IWSLT 2014

Evaluation sets for the MT track

The IWSLT 2014 Evaluation Campaign includes the MT trackon TED Talks. In this edition, the official language pairs are five:

from English to French

from English to German

from German to English

from English to Italian

from Italian to English

Optional tasks are proposed with English paired in both directions with other twelve languages:

from/to English to/from Arabic, Spanish, Farsi, Hebrew, Dutch, Polish, Portuguese-Brazil, Romanian, Russian, Slovenian, Turkish and Chinese

Linguistic preprocessors for normalize/cleaning Arabic, Farsi and Hebrew texts are available here; they were used for the development and the scoring of baseline systems and will be employed for the official evaluation of submissions.

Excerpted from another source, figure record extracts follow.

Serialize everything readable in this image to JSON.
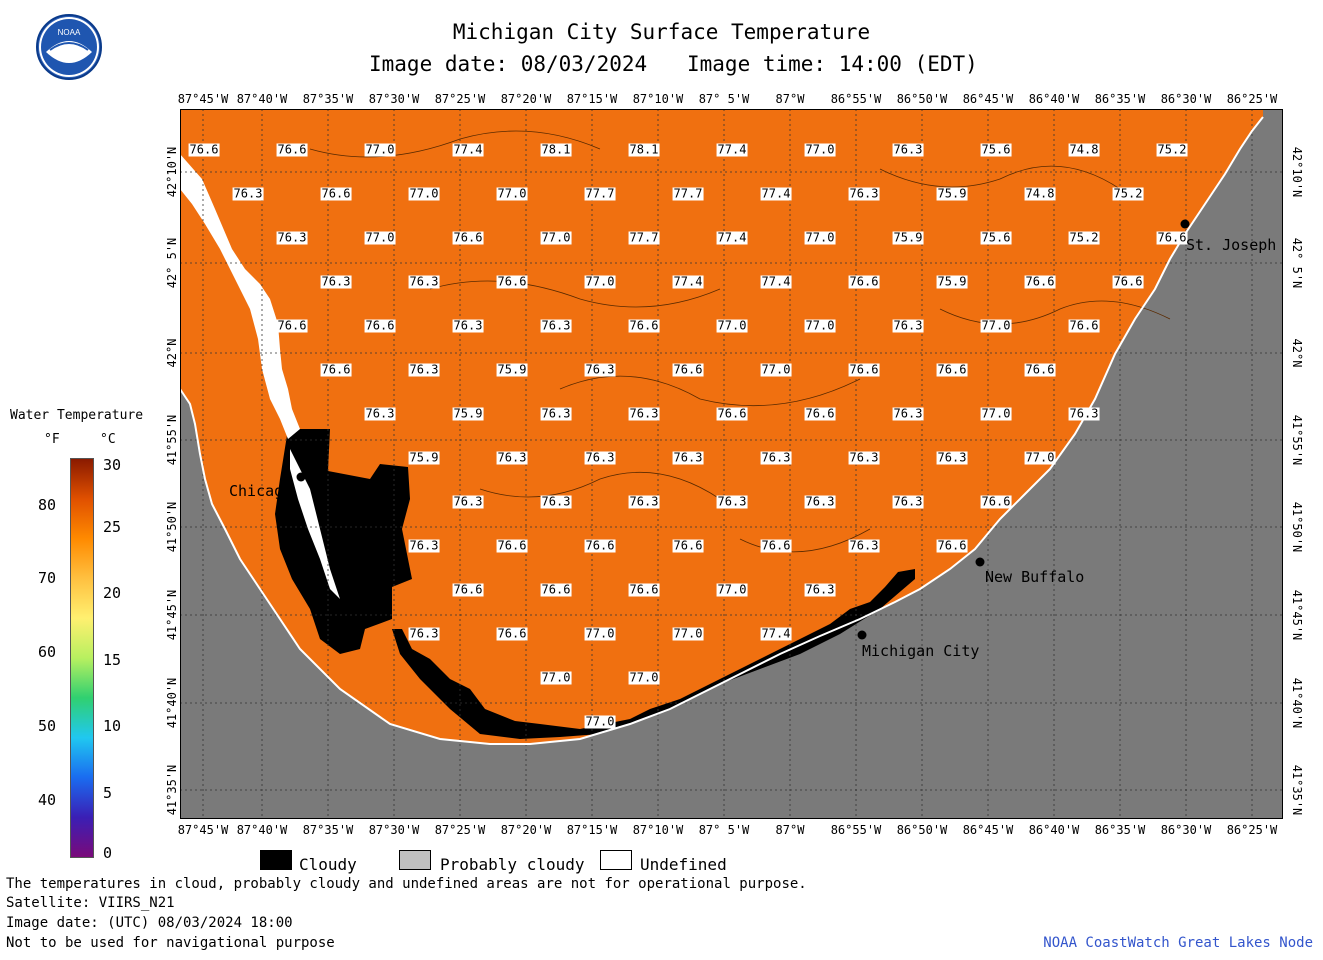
{
  "title": "Michigan City Surface Temperature",
  "image_date_line": "Image date: 08/03/2024",
  "image_time_line": "Image time: 14:00 (EDT)",
  "logo_text": "NOAA",
  "lon_labels": [
    "87°45'W",
    "87°40'W",
    "87°35'W",
    "87°30'W",
    "87°25'W",
    "87°20'W",
    "87°15'W",
    "87°10'W",
    "87° 5'W",
    "87°W",
    "86°55'W",
    "86°50'W",
    "86°45'W",
    "86°40'W",
    "86°35'W",
    "86°30'W",
    "86°25'W"
  ],
  "lat_labels": [
    "42°10'N",
    "42° 5'N",
    "42°N",
    "41°55'N",
    "41°50'N",
    "41°45'N",
    "41°40'N",
    "41°35'N"
  ],
  "cities": {
    "chicago": "Chicago",
    "st_joseph": "St. Joseph",
    "new_buffalo": "New Buffalo",
    "michigan_city": "Michigan City"
  },
  "legend": {
    "title": "Water Temperature",
    "unit_f": "°F",
    "unit_c": "°C",
    "f_ticks": [
      "80",
      "70",
      "60",
      "50",
      "40"
    ],
    "c_ticks": [
      "30",
      "25",
      "20",
      "15",
      "10",
      "5",
      "0"
    ],
    "gradient": [
      "#7a0a7a",
      "#3a1fb5",
      "#1a6cf0",
      "#20c8f0",
      "#30d070",
      "#b8f060",
      "#fff070",
      "#ffc040",
      "#ff8a00",
      "#e05000",
      "#8a1a00"
    ]
  },
  "cloud_legend": {
    "cloudy": "Cloudy",
    "probably_cloudy": "Probably cloudy",
    "undefined": "Undefined"
  },
  "colors": {
    "water": "#f07010",
    "land": "#7a7a7a",
    "cloud": "#000000",
    "undefined": "#ffffff",
    "credit": "#3355cc"
  },
  "footer": {
    "note": "The temperatures in cloud, probably cloudy and undefined areas are not for operational purpose.",
    "satellite": "Satellite: VIIRS_N21",
    "utc_date": "Image date: (UTC) 08/03/2024  18:00",
    "nav_warning": "Not to be used for navigational purpose",
    "credit": "NOAA CoastWatch Great Lakes Node"
  },
  "temp_rows": [
    [
      "76.6",
      "76.6",
      "77.0",
      "77.4",
      "78.1",
      "78.1",
      "77.4",
      "77.0",
      "76.3",
      "75.6",
      "74.8",
      "75.2"
    ],
    [
      "76.3",
      "76.6",
      "77.0",
      "77.0",
      "77.7",
      "77.7",
      "77.4",
      "76.3",
      "75.9",
      "74.8",
      "75.2"
    ],
    [
      "76.3",
      "77.0",
      "76.6",
      "77.0",
      "77.7",
      "77.4",
      "77.0",
      "75.9",
      "75.6",
      "75.2",
      "76.6"
    ],
    [
      "76.3",
      "76.3",
      "76.6",
      "77.0",
      "77.4",
      "77.4",
      "76.6",
      "75.9",
      "76.6",
      "76.6"
    ],
    [
      "76.6",
      "76.6",
      "76.3",
      "76.3",
      "76.6",
      "77.0",
      "77.0",
      "76.3",
      "77.0",
      "76.6"
    ],
    [
      "76.6",
      "76.3",
      "75.9",
      "76.3",
      "76.6",
      "77.0",
      "76.6",
      "76.6",
      "76.6"
    ],
    [
      "76.3",
      "75.9",
      "76.3",
      "76.3",
      "76.6",
      "76.6",
      "76.3",
      "77.0",
      "76.3"
    ],
    [
      "75.9",
      "76.3",
      "76.3",
      "76.3",
      "76.3",
      "76.3",
      "76.3",
      "77.0"
    ],
    [
      "76.3",
      "76.3",
      "76.3",
      "76.3",
      "76.3",
      "76.3",
      "76.6"
    ],
    [
      "76.3",
      "76.6",
      "76.6",
      "76.6",
      "76.6",
      "76.3",
      "76.6"
    ],
    [
      "76.6",
      "76.6",
      "76.6",
      "77.0",
      "76.3"
    ],
    [
      "76.3",
      "76.6",
      "77.0",
      "77.0",
      "77.4"
    ],
    [
      "77.0",
      "77.0"
    ],
    [
      "77.0"
    ]
  ]
}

Submitted runs on optional pairs will be evaluated as well, in the hope to stimulate the MT community to evaluate systems on common benchmarks and to share achievements on challenging translation tasks.

The archive with test sets is available at this link.

If you use this corpus in your work, please cite the paper:

M. Cettolo, C. Girardi, and M. Federico. 2012. WIT3: Web Inventory of Transcribed and Translated Talks. In Proc. of EAMT, pp. 261-268, Trento, Italy. pdf, bib.